Dez e cinco da manhã.
Acompanhada por dois guarda-costas contratados para o efeito, apresento-me à porta da "Casa da Sorte", no Colombo, munida de três Sansonites rígidas tamanho G e de duas Longchamps XL.
Olho em redor (não vá algum curioso ser demasiado curioso) e saco orgulhosamente o bendito talão do Euromilhões.
- Bom dia! - voz que já emana, exala, transpira aquele status que poucos atingem - Eu vim levantar o prémio, por favor.
Franze o sobrolho duvidoso devido ao aparato da comitiva, ajeita os óculos na ponta do nariz e coloca o talão na máquina registradora.
- São oito euros e setenta e dois cêntimos. Deseja receber?
(Engasgo meu) - Desculpe??? Não está a perceber. Eu sou "A" excêntrica!

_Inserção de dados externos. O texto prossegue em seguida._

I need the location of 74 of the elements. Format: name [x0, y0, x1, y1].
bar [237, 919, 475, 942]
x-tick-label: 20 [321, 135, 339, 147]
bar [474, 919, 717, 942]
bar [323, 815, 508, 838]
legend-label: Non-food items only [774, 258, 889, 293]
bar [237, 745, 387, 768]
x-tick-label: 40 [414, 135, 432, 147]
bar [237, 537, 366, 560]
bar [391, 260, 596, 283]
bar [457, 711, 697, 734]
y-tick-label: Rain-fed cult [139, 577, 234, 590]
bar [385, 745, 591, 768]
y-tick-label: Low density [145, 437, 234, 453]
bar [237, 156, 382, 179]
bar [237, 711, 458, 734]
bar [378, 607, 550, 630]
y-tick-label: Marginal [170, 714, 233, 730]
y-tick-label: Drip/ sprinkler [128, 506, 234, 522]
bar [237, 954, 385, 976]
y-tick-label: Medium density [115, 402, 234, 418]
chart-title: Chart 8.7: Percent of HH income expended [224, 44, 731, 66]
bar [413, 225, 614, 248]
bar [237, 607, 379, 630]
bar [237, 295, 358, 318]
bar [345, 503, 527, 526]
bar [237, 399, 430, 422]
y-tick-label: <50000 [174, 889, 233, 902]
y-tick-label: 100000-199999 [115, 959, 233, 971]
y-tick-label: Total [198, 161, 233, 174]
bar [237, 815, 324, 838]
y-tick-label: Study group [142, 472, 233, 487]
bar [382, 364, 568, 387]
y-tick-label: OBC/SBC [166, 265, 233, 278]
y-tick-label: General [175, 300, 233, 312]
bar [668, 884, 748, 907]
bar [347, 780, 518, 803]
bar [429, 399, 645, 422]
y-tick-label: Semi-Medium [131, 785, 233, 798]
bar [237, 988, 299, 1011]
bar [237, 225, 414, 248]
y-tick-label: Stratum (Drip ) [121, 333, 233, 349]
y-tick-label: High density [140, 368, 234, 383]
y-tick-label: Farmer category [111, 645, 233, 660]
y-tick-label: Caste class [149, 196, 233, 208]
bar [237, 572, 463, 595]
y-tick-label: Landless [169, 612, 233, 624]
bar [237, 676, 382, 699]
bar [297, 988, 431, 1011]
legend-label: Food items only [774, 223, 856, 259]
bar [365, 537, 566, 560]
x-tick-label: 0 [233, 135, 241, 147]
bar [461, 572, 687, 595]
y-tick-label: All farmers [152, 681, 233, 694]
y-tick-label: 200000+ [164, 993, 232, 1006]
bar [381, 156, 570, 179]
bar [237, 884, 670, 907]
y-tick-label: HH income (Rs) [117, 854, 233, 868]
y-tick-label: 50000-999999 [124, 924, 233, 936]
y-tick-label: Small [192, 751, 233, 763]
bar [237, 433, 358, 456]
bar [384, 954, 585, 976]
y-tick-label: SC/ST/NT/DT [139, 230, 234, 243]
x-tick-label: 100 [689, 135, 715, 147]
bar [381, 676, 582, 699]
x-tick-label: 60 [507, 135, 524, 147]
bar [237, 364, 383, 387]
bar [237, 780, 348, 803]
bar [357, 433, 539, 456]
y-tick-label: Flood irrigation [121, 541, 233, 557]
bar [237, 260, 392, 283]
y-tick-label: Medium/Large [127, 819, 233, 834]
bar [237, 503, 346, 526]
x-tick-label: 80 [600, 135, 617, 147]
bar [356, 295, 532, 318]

Verifique lá isso outra vez, por favor.
Com a paciência de um elefante à espera da chuva, repete o procedimento.
- São oito euros e setenta e dois cêntimos. Posso pagar?
(Triplo engasgo com dupla pirueta encarpada e mortal nos olhos. Chamem o INEM!!!)
- Mas... mas ... não pode ser! Eu fiz dois números e uma estrela!
- Exactamente, o 12º prémio. Nada mau! Oito euros e setenta e dois cêntimos.
- Mas... mas... e aquela história do Euromilhões a criar excêntricos por aí? Eu sou uma excêntrica! "A" excêntrica! O Euromilhões não me pode fazer isto! Nãooooooooooo!
-Quer receber ou não????????
Baixo os olhos, lambo as feridas e a carne lacerada pela dor insuportável.
- Quero, pois...
E assim se destróem os sonhos da juventude. Enchem-nos a cabeça com promessas de áureas realidades para depois nos atropelarem, espezinharem e passarem por cima com uma buldozer das pesadotas. Vendem-nos fotografias de vidas e futuros auspiciosos mas, imediatamente, somos violentamente calcados e brunidos com o ferro impiedoso. Pegam nas sobras, colocam-nas numa betoneira eléctrica e cospem-nas com uma máquina de projectar estrume.
E nem sequer um "Olhe, desculpe lá... é a vida!".